Getting a child excited about community service can be a challenging task. One way to develop their compassion and responsibility within the community is to have them choose local service projects they would like to get involved in. This helps children understand that they really can make a difference.

Here are five ways to help children become interested in community service:

  1. Share with Them

    Children who understand their community are more likely to want to help those in need. Tell your child about unique challenges their local area is facing. Consider taking them to a food bank to donate items or to an animal shelter and point out the need for volunteers. Emphasize the importance of helping others.

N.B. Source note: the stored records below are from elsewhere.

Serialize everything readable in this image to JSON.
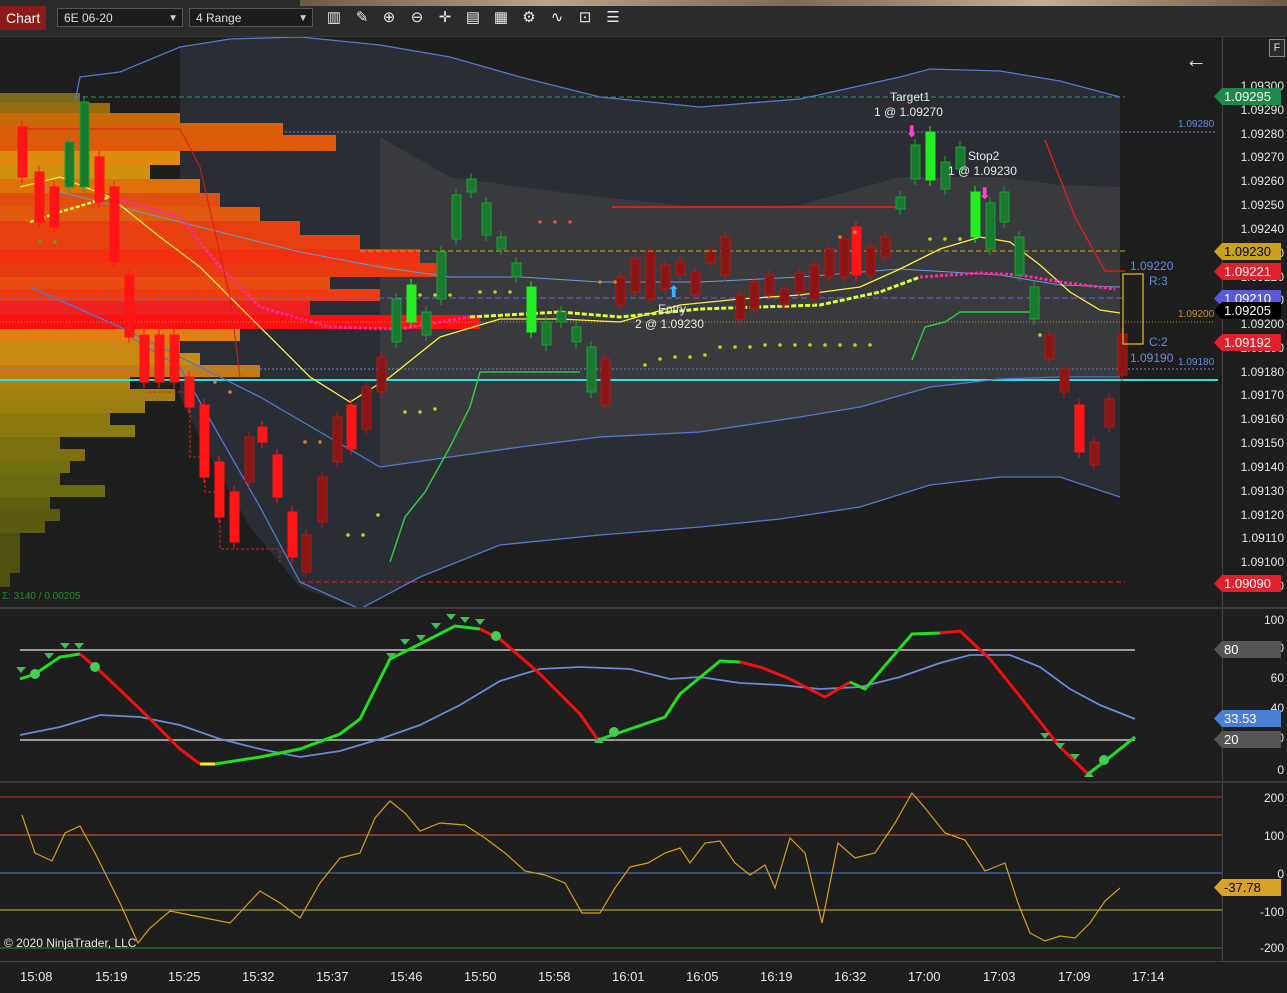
{
  "toolbar": {
    "tab_label": "Chart",
    "instrument": "6E 06-20",
    "bar_type": "4 Range",
    "icons": [
      "bar-type-icon",
      "draw-pencil-icon",
      "zoom-in-icon",
      "zoom-out-icon",
      "crosshair-icon",
      "data-box-icon",
      "strategies-icon",
      "indicators-icon",
      "templates-icon",
      "properties-icon"
    ]
  },
  "price_panel": {
    "f_button": "F",
    "back_arrow": "←",
    "ticks": [
      "1.09300",
      "1.09290",
      "1.09280",
      "1.09270",
      "1.09260",
      "1.09250",
      "1.09240",
      "1.09230",
      "1.09220",
      "1.09210",
      "1.09200",
      "1.09190",
      "1.09180",
      "1.09170",
      "1.09160",
      "1.09150",
      "1.09140",
      "1.09130",
      "1.09120",
      "1.09110",
      "1.09100",
      "1.09090"
    ],
    "tags": [
      {
        "text": "1.09295",
        "bg": "#1e8a4a",
        "fg": "#ffffff"
      },
      {
        "text": "1.09230",
        "bg": "#c9a21a",
        "fg": "#000000"
      },
      {
        "text": "1.09221",
        "bg": "#e0202a",
        "fg": "#ffffff"
      },
      {
        "text": "1.09210",
        "bg": "#5a5ad8",
        "fg": "#ffffff"
      },
      {
        "text": "1.09205",
        "bg": "#000000",
        "fg": "#ffffff"
      },
      {
        "text": "1.09192",
        "bg": "#e0202a",
        "fg": "#ffffff"
      },
      {
        "text": "1.09090",
        "bg": "#e0202a",
        "fg": "#ffffff"
      }
    ],
    "level_labels": {
      "l1": "1.09280",
      "l2": "1.09200",
      "l3": "1.09180",
      "l4": "1.09220",
      "l5": "1.09190"
    },
    "range_labels": {
      "r": "R:3",
      "c": "C:2"
    },
    "orders": {
      "target_title": "Target1",
      "target_detail": "1 @ 1.09270",
      "stop_title": "Stop2",
      "stop_detail": "1 @ 1.09230",
      "entry_title": "Entry",
      "entry_detail": "2 @ 1.09230"
    },
    "volume_label": "Σ: 3140 / 0.00205"
  },
  "stoch_panel": {
    "ticks": [
      "100",
      "80",
      "60",
      "40",
      "20",
      "0"
    ],
    "tags": [
      {
        "text": "80",
        "bg": "#555555",
        "fg": "#ffffff"
      },
      {
        "text": "33.53",
        "bg": "#4a7fd6",
        "fg": "#ffffff"
      },
      {
        "text": "20",
        "bg": "#555555",
        "fg": "#ffffff"
      }
    ]
  },
  "cci_panel": {
    "ticks": [
      "200",
      "100",
      "0",
      "-100",
      "-200"
    ],
    "tags": [
      {
        "text": "-37.78",
        "bg": "#d6a22a",
        "fg": "#000000"
      }
    ],
    "copyright": "© 2020 NinjaTrader, LLC"
  },
  "time_axis": [
    "15:08",
    "15:19",
    "15:25",
    "15:32",
    "15:37",
    "15:46",
    "15:50",
    "15:58",
    "16:01",
    "16:05",
    "16:19",
    "16:32",
    "17:00",
    "17:03",
    "17:09",
    "17:14"
  ],
  "colors": {
    "up": "#22dd22",
    "down": "#ee1111",
    "ma": "#ffee44",
    "bands": "#5577cc",
    "cci": "#d4a020"
  }
}
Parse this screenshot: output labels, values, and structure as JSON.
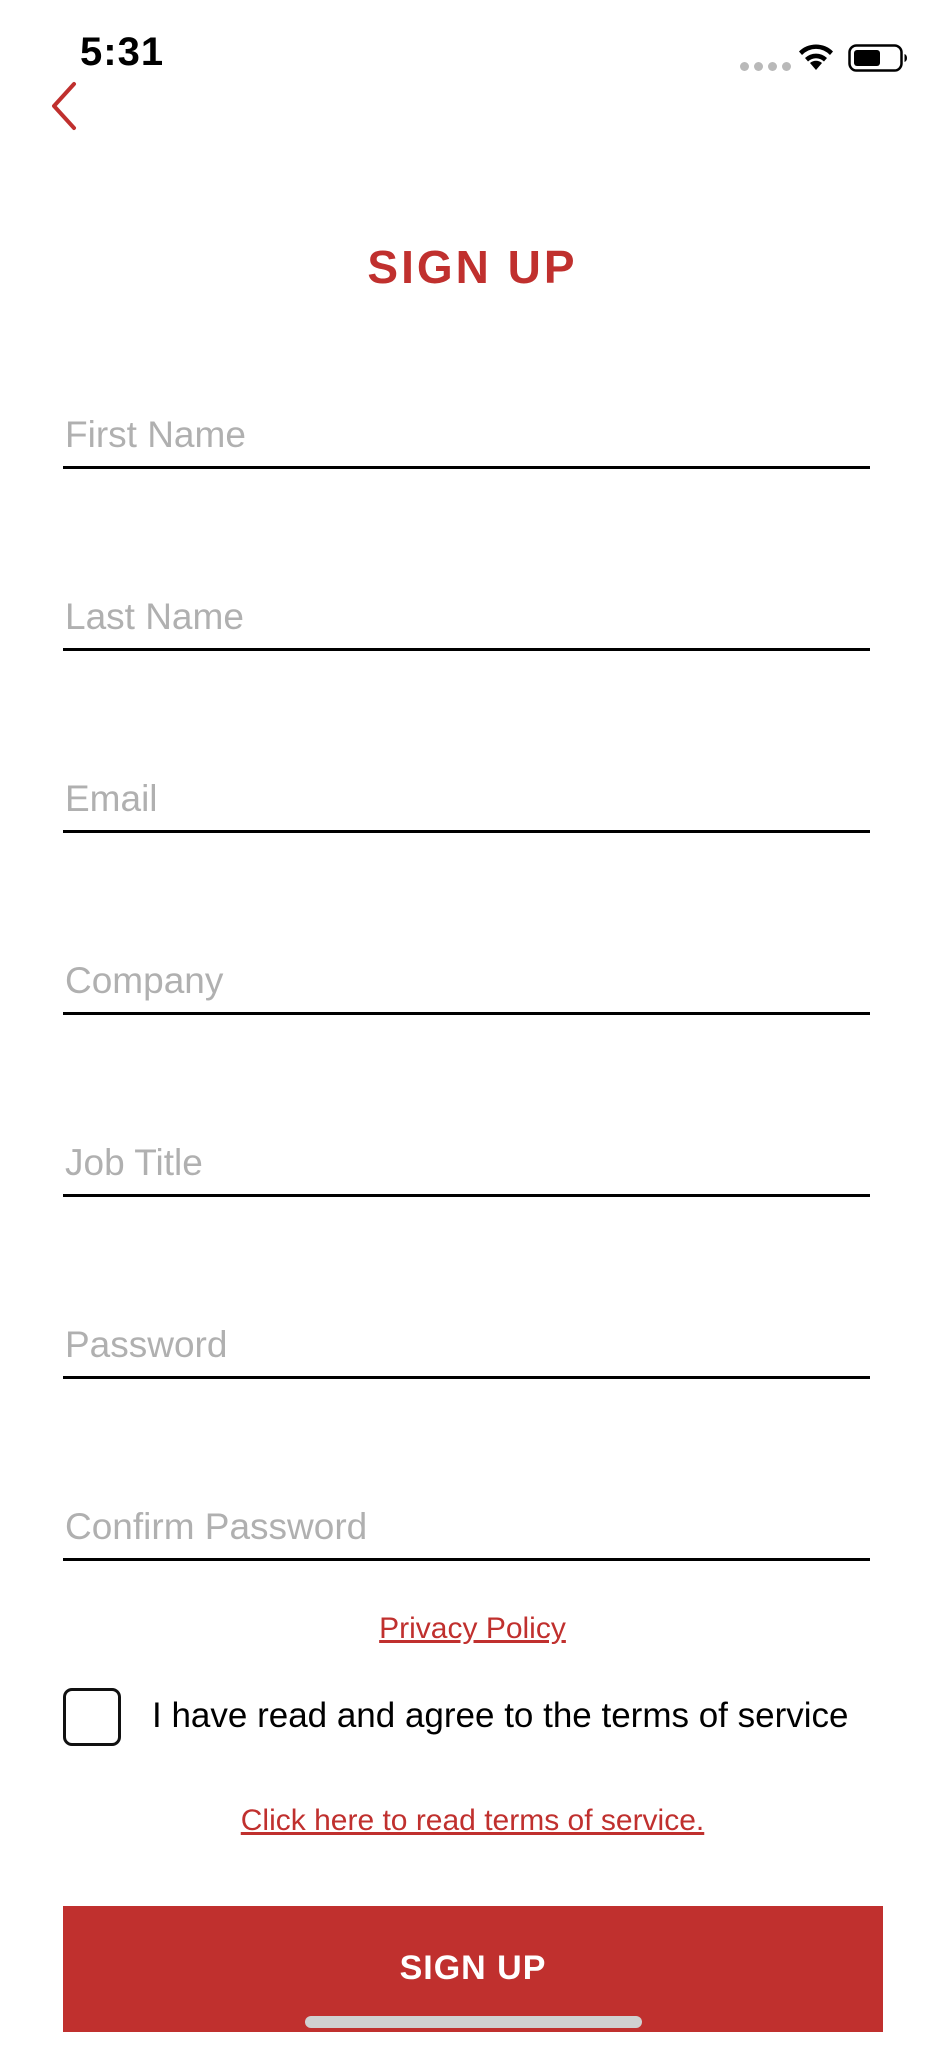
{
  "status_bar": {
    "time": "5:31"
  },
  "icons": {
    "back": "chevron-left-icon",
    "wifi": "wifi-icon",
    "battery": "battery-icon",
    "signal": "cellular-signal-icon"
  },
  "colors": {
    "accent": "#c0302e",
    "placeholder": "#b0b0b0",
    "underline": "#000000"
  },
  "title": "SIGN UP",
  "form": {
    "first_name": {
      "placeholder": "First Name",
      "value": ""
    },
    "last_name": {
      "placeholder": "Last Name",
      "value": ""
    },
    "email": {
      "placeholder": "Email",
      "value": ""
    },
    "company": {
      "placeholder": "Company",
      "value": ""
    },
    "job_title": {
      "placeholder": "Job Title",
      "value": ""
    },
    "password": {
      "placeholder": "Password",
      "value": ""
    },
    "confirm_password": {
      "placeholder": "Confirm Password",
      "value": ""
    }
  },
  "privacy_link": "Privacy Policy",
  "terms": {
    "checked": false,
    "label": "I have read and agree to the terms of service",
    "link": "Click here to read terms of service."
  },
  "submit_label": "SIGN UP"
}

  2. Teach Them to Value Diversity

    In order to enjoy public service, children must respect the differences of all people in their communities. Children are better equipped to work collaboratively when they are exposed to a wide range of cultures and age groups.

  3. Show Them Respectful Relationships

    Leading by example is one of the best ways to teach a child. Get involved in local charities with your children so they can see how gratifying helping others can be.

  4. Incorporate Giving into Your Daily Life

    When you do your grocery shopping, take your children and have them pick out items to donate to local charities. As the holidays approach, make your children aware of the needs of less-fortunate children in your area or look into getting involved in the Holiday Mail for Heroes program through the Red Cross and Pitney Bowes.

  5. Encourage Extra-Curricular Participation

    Studies have confirmed that children who feel a strong sense of identity within a group have a broader world view and are better adjusted overall. Enroll your child in at least one activity outside of school so they are able to develop a sense of self within a larger group. Consider a local community center, a club, or even starting a community garden.